Will ACP Finish the Race?
Still, time hasn’t been a friend to either pipeline project, with each mired in years long regulatory wrangling and fierce green opposition. However, the 300 mile MVP project is 90% done and could open late this year if it can clear two regulatory snags, according to sponsor EQM Midstream Services.
ACP is not so fortunately situated and grows more vulnerable to cancellation as its budget balloons and a regulatory morass makes its completion date ever more opaque.
When ACP was first proposed, it was to cost $4 billion and be in service in 2019. The cost of the stalled line has since doubled to $8 billion and operations won’t begin for at least another year and a half under the most optimistic scenario.
ACP is awaiting a US Supreme Court ruling that would allow it to cross the Appalachian Trail and, like MVP, needs the US Fish and Wildlife Service to complete a review of how to mitigate harm to endangered and threatened species along the pipeline route.

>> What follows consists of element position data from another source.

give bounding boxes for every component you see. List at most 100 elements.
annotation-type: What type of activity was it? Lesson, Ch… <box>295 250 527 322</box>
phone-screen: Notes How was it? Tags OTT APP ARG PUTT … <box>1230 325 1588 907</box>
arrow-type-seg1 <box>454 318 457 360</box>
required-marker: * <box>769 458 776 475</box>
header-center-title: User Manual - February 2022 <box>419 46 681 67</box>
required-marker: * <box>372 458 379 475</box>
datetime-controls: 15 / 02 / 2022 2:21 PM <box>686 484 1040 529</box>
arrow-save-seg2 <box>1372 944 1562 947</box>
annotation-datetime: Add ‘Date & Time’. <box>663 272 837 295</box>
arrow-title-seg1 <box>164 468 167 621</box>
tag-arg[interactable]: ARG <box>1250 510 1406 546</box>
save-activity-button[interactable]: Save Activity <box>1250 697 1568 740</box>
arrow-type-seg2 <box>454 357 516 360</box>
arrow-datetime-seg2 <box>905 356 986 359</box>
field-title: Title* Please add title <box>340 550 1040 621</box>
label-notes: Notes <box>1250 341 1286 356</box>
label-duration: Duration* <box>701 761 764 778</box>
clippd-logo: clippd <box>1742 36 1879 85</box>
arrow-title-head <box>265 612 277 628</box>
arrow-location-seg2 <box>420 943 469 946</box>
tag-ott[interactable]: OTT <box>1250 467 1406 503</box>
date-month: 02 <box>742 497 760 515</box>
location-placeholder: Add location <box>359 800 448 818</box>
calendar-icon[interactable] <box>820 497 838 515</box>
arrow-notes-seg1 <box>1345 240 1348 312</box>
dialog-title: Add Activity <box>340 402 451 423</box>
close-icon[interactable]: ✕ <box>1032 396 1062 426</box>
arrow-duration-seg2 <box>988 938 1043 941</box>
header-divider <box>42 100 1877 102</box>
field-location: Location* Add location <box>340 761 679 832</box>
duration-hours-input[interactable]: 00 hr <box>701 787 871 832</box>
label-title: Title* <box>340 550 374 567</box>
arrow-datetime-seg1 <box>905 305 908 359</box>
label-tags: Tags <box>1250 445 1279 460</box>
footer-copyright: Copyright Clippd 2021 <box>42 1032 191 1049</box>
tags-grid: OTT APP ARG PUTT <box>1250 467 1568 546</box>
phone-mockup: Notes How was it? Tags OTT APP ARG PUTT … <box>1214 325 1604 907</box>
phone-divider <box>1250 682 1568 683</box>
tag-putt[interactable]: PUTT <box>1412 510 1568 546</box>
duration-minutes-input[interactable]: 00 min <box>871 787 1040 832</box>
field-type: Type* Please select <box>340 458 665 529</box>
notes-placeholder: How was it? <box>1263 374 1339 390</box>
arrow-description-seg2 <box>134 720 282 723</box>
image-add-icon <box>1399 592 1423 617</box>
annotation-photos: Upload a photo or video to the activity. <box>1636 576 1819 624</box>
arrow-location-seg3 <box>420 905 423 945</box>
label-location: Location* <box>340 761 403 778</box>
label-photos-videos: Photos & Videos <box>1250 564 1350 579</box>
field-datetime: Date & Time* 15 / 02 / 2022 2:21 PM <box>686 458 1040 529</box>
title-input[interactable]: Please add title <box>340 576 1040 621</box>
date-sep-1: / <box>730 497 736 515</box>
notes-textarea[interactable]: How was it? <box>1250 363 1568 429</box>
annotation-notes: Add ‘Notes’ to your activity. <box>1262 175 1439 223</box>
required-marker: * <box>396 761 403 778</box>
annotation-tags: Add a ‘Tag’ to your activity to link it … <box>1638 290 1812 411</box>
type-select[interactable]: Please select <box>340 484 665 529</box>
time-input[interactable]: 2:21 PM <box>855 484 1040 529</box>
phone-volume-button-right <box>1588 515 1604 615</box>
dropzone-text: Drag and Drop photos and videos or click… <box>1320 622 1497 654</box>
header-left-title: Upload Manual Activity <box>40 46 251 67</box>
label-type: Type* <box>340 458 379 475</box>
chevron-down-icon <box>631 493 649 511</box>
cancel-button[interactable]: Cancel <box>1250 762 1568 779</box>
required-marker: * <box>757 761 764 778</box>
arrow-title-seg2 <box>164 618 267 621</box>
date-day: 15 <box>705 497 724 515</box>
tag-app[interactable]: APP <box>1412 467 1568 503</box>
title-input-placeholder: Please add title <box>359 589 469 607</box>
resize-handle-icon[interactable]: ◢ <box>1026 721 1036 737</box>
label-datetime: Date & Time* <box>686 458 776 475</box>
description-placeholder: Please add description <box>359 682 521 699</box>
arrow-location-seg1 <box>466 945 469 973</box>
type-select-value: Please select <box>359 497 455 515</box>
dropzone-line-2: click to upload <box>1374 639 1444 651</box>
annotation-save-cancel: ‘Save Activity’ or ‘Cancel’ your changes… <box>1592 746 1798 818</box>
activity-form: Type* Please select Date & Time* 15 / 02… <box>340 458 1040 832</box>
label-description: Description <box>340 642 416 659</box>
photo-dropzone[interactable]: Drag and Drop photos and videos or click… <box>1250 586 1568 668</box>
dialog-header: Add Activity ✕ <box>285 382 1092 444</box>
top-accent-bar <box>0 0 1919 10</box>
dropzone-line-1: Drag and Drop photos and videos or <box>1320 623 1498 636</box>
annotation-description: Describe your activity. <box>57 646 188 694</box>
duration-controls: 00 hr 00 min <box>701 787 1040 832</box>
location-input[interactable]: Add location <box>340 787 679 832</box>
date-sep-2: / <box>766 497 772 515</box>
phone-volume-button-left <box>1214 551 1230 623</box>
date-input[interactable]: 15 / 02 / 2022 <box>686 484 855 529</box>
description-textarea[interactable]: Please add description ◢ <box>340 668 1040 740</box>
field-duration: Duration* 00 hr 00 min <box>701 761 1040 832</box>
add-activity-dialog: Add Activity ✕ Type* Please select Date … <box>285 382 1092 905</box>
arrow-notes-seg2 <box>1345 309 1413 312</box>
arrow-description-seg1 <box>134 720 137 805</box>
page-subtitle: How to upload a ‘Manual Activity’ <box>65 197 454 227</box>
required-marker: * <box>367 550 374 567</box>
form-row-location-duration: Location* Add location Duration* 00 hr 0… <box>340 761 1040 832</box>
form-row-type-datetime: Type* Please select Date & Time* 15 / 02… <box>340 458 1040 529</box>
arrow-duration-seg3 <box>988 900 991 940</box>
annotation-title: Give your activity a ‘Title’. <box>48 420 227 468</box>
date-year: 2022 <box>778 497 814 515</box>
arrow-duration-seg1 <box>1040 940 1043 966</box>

That action brought construction to a hard stop on both pipes as they work to restore the vital federal permit (NGW Dec.17’18).
ACP “was under active construction throughout most of 2018 until we suspended construction just before Christmas of that year,” Dominion spokeswoman Ann Nallo told Energy Intelligence. “During that time, we made good progress across 300 miles of the route with tree clearing, digging trenches and laying pipe, and building associated infrastructure such as M&R stations and offices. We anticipate resuming construction later this year and being inservice for consumers by early 2022.”
But Lewis still gives ACP a 50-50 chance of being canceled if costs continue to climb and regulatory delays persist.
“It’s a bit of a different scenario than Mountain Valley, where most of the capital costs has been spent and it’s more a time issue,” Lewis said. “Since ACP is not as far down the path I think there’s a bigger question on if the sponsors
want to continue this process just because there’s a lot more money to be spent going forward.”
Medlock agrees ACP could be vulnerable to cancellation just as any infrastructure project would energy or not.
“If your actual physical construction cost begins to climb because of legal delays and other things, those delays become expensive because you have to take out debt to build these things and the banks just don’t disappear and give you a holiday,” Medlock said. “So there comes a point when you start looking at what’s the cost of ceasing because at some point if you’ve already spent a big chunk of money it’s not as simple as saying the rates aren’t going to cover the cost, it really is how much of the overall cost am I going to recoup if I can get this thing finished so I can service that debt.
“At some point, you’re not so much concerned about profit as you are about avoided costs, which is why sometimes these things just hang on,” he said.